In this example code we attempt to decode the header. If it fails it bails out, possibly to try decoding the packet using libvorbis or some other means. If it succeeds the stream is marked as type TYPE_THEORA so we can handle it specially later.
If all headers packets are read and we got the first data packet then we call th_decode_alloc to get a decode context to decode the data.
Once the headers are all read, the next step is to decode each Theora data packet. To do this we first call th_decode_packetin. This adds the packet to the decoder. A return value of '0' means we can get a decoded frame as a result of adding the packet. A call to th_decode_ycbcr_out gets the decoded YUV data, stored in a th_ycbcr_buffer object. This is basically an array of the YUV data.
ogg_int64_t granulepos = -1;
int ret = th_decode_packetin(stream->mTheora.mCtx,
packet,
&granulepos);
assert(ret == 0);
th_ycbcr_buffer buffer;
ret = th_decode_ycbcr_out(stream->mTheora.mCtx, buffer);
assert(ret == 0);
...copy yuv data to SDL YUV overlay...
...display overlay...
...sleep for 1 frame...
The 'granulepos' returned by the th_decode_packetin call holds information regarding the presentation time of this frame, and what frame contains the keyframe that is needed for this frame if it is not a keyframe. I'll write more about this in a future post when I cover synchronising the audio and video. For now it's going to be ignored.
Once we have the YUV data I use SDL to create a surface, and a YUV overlay. This allows SDL to do the YUV to RGB conversion for me. I won't copy the code for this since it's not particularly relevant to using the libtheora API - you can see it in the github repository.
Once the YUV data is blit to the screen the final step is to sleep for the period of one frame so the video can playback at approximately the right framerate. The framerate of the video is stored in the th_info object that we got from the headers.

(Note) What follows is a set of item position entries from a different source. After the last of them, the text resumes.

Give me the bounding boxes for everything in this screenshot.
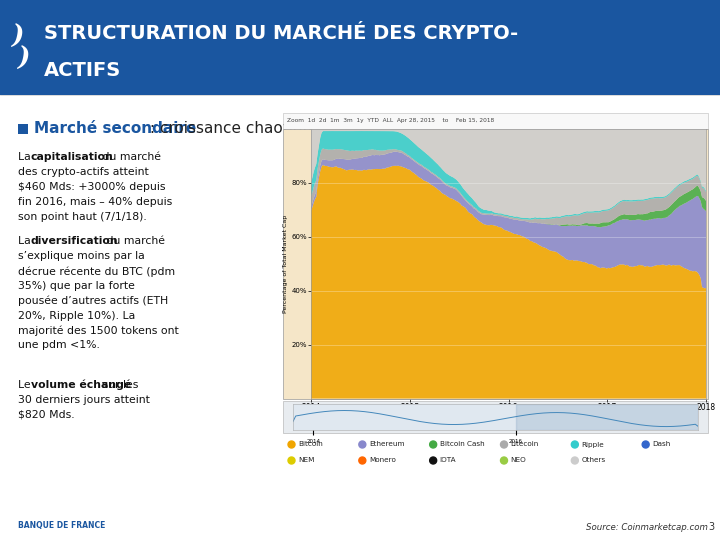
Text: Ripple: Ripple <box>581 442 604 448</box>
Text: Marché secondaire: Marché secondaire <box>34 121 197 136</box>
Text: NEM: NEM <box>298 457 315 463</box>
Circle shape <box>430 441 436 448</box>
Text: $460 Mds: +3000% depuis: $460 Mds: +3000% depuis <box>18 182 166 192</box>
Text: 20%, Ripple 10%). La: 20%, Ripple 10%). La <box>18 310 135 321</box>
Text: NEO: NEO <box>510 457 526 463</box>
Circle shape <box>359 457 366 464</box>
Circle shape <box>572 457 578 464</box>
Text: IOTA: IOTA <box>440 457 456 463</box>
Text: La: La <box>18 152 35 163</box>
Text: décrue récente du BTC (pdm: décrue récente du BTC (pdm <box>18 266 175 276</box>
Text: Dash: Dash <box>652 442 670 448</box>
Text: La: La <box>18 237 35 246</box>
Text: Bitcoin: Bitcoin <box>298 442 323 448</box>
Text: Source: Coinmarketcap.com: Source: Coinmarketcap.com <box>586 523 708 532</box>
Text: Le: Le <box>18 380 34 390</box>
Text: Others: Others <box>581 457 606 463</box>
Text: 30 derniers jours atteint: 30 derniers jours atteint <box>18 395 150 404</box>
Text: majorité des 1500 tokens ont: majorité des 1500 tokens ont <box>18 325 179 336</box>
Bar <box>0 0 720 94</box>
Y-axis label: Percentage of Total Market Cap: Percentage of Total Market Cap <box>284 214 289 313</box>
Text: s’explique moins par la: s’explique moins par la <box>18 251 145 261</box>
Text: diversification: diversification <box>31 237 119 246</box>
Circle shape <box>500 457 508 464</box>
Text: 35%) que par la forte: 35%) que par la forte <box>18 281 135 291</box>
Text: STRUCTURATION DU MARCHÉ DES CRYPTO-: STRUCTURATION DU MARCHÉ DES CRYPTO- <box>44 24 518 43</box>
Text: son point haut (7/1/18).: son point haut (7/1/18). <box>18 212 147 222</box>
Circle shape <box>288 441 295 448</box>
Text: ): ) <box>18 46 30 71</box>
Text: Monero: Monero <box>369 457 396 463</box>
Text: Zoom  1d  2d  1m  3m  1y  YTD  ALL  Apr 28, 2015    to    Feb 15, 2018: Zoom 1d 2d 1m 3m 1y YTD ALL Apr 28, 2015… <box>287 118 494 123</box>
Text: sur les: sur les <box>99 380 138 390</box>
Circle shape <box>430 457 436 464</box>
Circle shape <box>288 457 295 464</box>
Text: du marché: du marché <box>99 152 161 163</box>
Bar <box>18 124 28 133</box>
Text: BANQUE DE FRANCE: BANQUE DE FRANCE <box>18 521 105 530</box>
Bar <box>516 403 698 429</box>
Circle shape <box>642 441 649 448</box>
Text: pousée d’autres actifs (ETH: pousée d’autres actifs (ETH <box>18 296 168 306</box>
Text: capitalisation: capitalisation <box>31 152 114 163</box>
Text: : croissance chaotique et diversification: : croissance chaotique et diversificatio… <box>145 121 455 136</box>
Text: ): ) <box>12 23 24 49</box>
Text: Litecoin: Litecoin <box>510 442 539 448</box>
Text: Bitcoin Cash: Bitcoin Cash <box>440 442 485 448</box>
Circle shape <box>500 441 508 448</box>
Text: ACTIFS: ACTIFS <box>44 62 121 80</box>
Text: une pdm <1%.: une pdm <1%. <box>18 340 100 350</box>
Circle shape <box>572 441 578 448</box>
Text: fin 2016, mais – 40% depuis: fin 2016, mais – 40% depuis <box>18 197 172 207</box>
Circle shape <box>359 441 366 448</box>
Text: 3: 3 <box>708 522 714 532</box>
Bar <box>283 129 708 399</box>
Bar <box>283 112 708 129</box>
Text: du marché: du marché <box>104 237 166 246</box>
Text: volume échangé: volume échangé <box>31 380 131 390</box>
Bar <box>283 401 708 433</box>
Text: Ethereum: Ethereum <box>369 442 405 448</box>
Text: des crypto-actifs atteint: des crypto-actifs atteint <box>18 167 149 177</box>
Text: $820 Mds.: $820 Mds. <box>18 409 75 419</box>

It is represented as the fraction of two numbers:
float framerate =
float(stream->mTheora.mInfo.fps_numerator) /
float(stream->mTheora.mInfo.fps_denominator);
SDL_Delay((1.0/framerate)*1000);
With all that in place, running the program with an Ogg file containing a Theora stream should play the video at the right framerate. Adding Vorbis playback is almost as easy - the main difficulty is synchronising the audio and video. I'll cover these topics in a later post.